The one thing everyone enjoyed were roses. Old-fashioned, scented English roses. One morning, Grandma got out of bed and went to the big bay window overlookin­g the garden. She couldn’t speak but she spoke. ‘Look at the Queen of Denmark.’ I scrambled off the bed and went to the window. (It is the name of a beautiful rose with a powerful scent.) We stood together. She touched my head. Then, she walked through the window, into the garden, and along the rose hedge.

It was so natural. There she was, in the garden, among the flowers she loved.

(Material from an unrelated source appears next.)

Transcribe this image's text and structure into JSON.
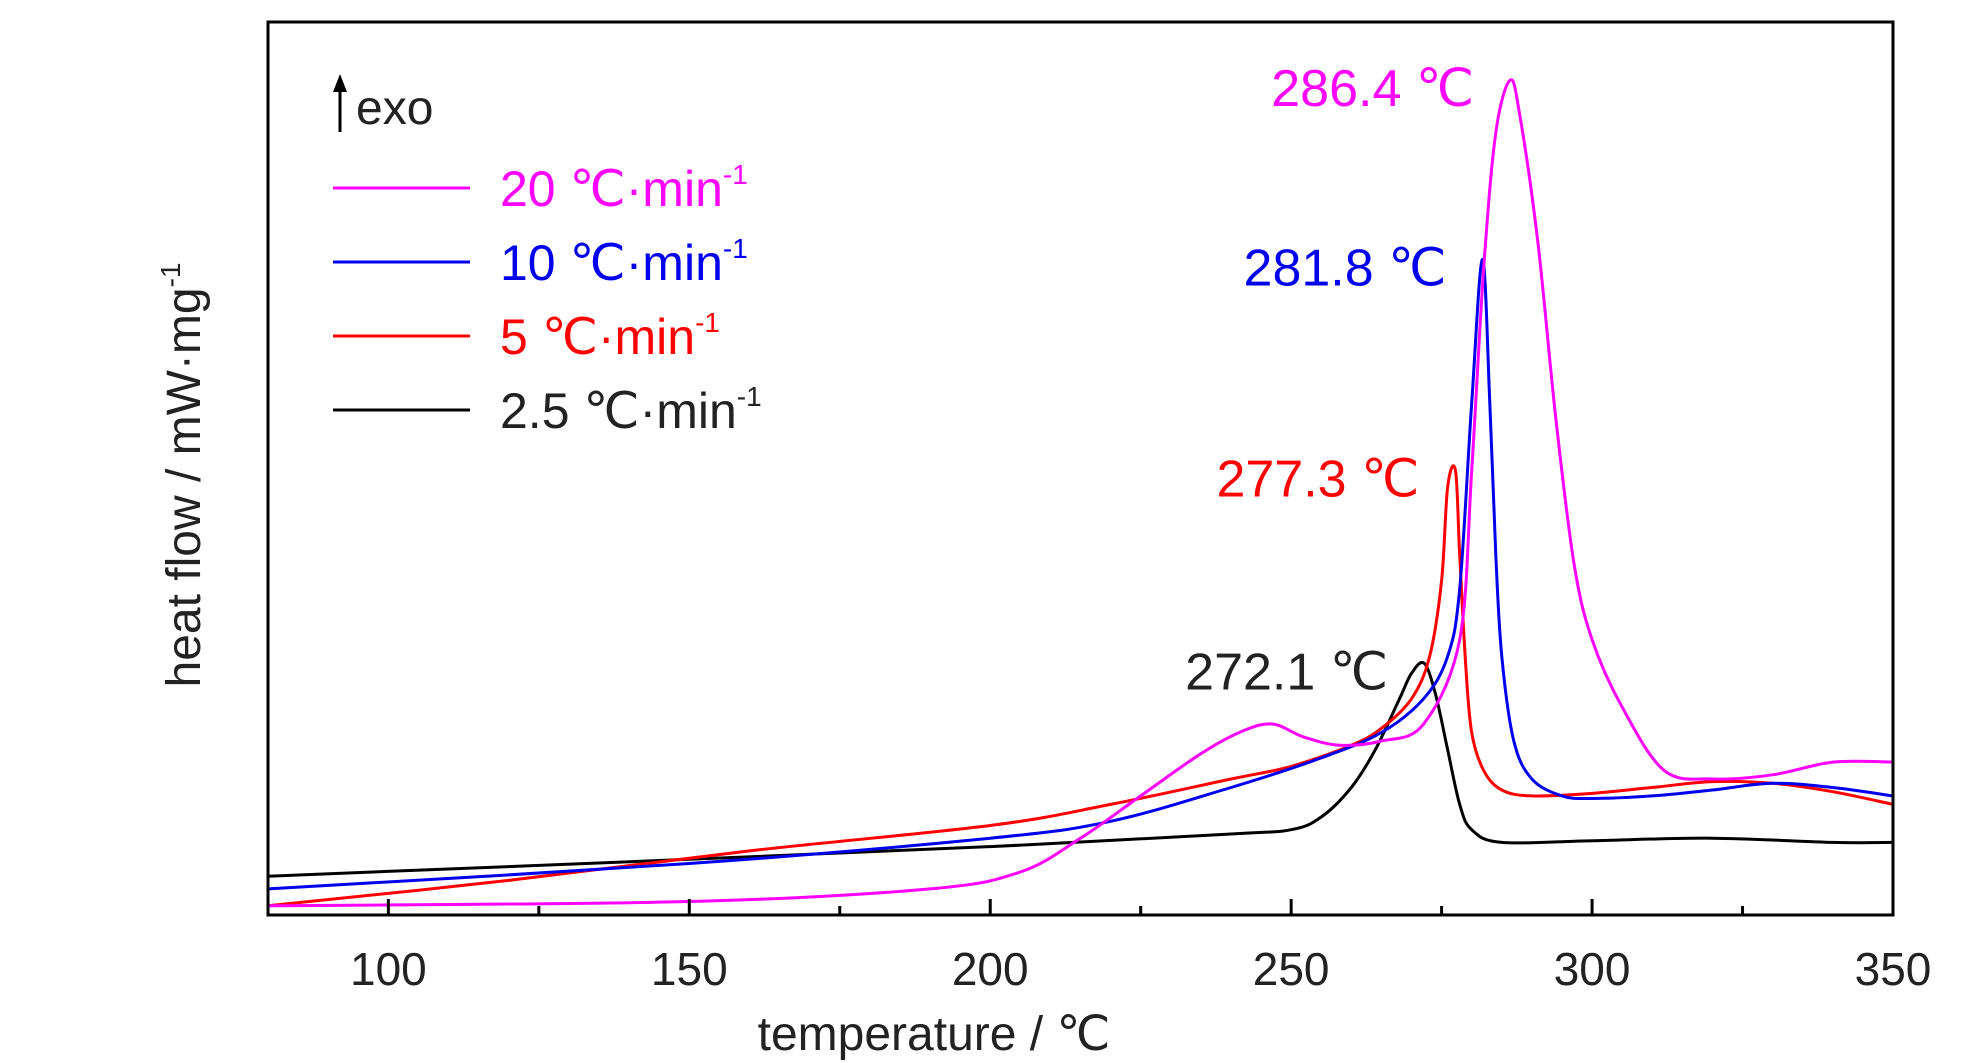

I heard someone coming downstairs. It was my mother. I ran into the hall and told her that Grandma was in the garden with the Queen of Denmark. At that moment the telephone on the hall table began to ring. This was in the 1960s, but the telephone was from the 1920s. My mother picked up the receiver and the base; speaking and listening were in two parts on those telephones. ‘Hello. Woodfield House. Hello?’ There was no one there.

We went into the sitting room. Grandma was in bed. Grandma was dead.

To this day I can’t explain what happened that day. I know I wasn’t frightened, and I can still see the scene clearly. It seemed like part of everything else – a world not clearly divided, but entangled.

Later, my mother cut bunches of roses to fill the room. When I was in a position to have a garden of my own, I bought that shrub rose, and planted it. I too love old-fashioned English roses, but more than that, it is a living connection to an event I can’t forget and I can’t explain.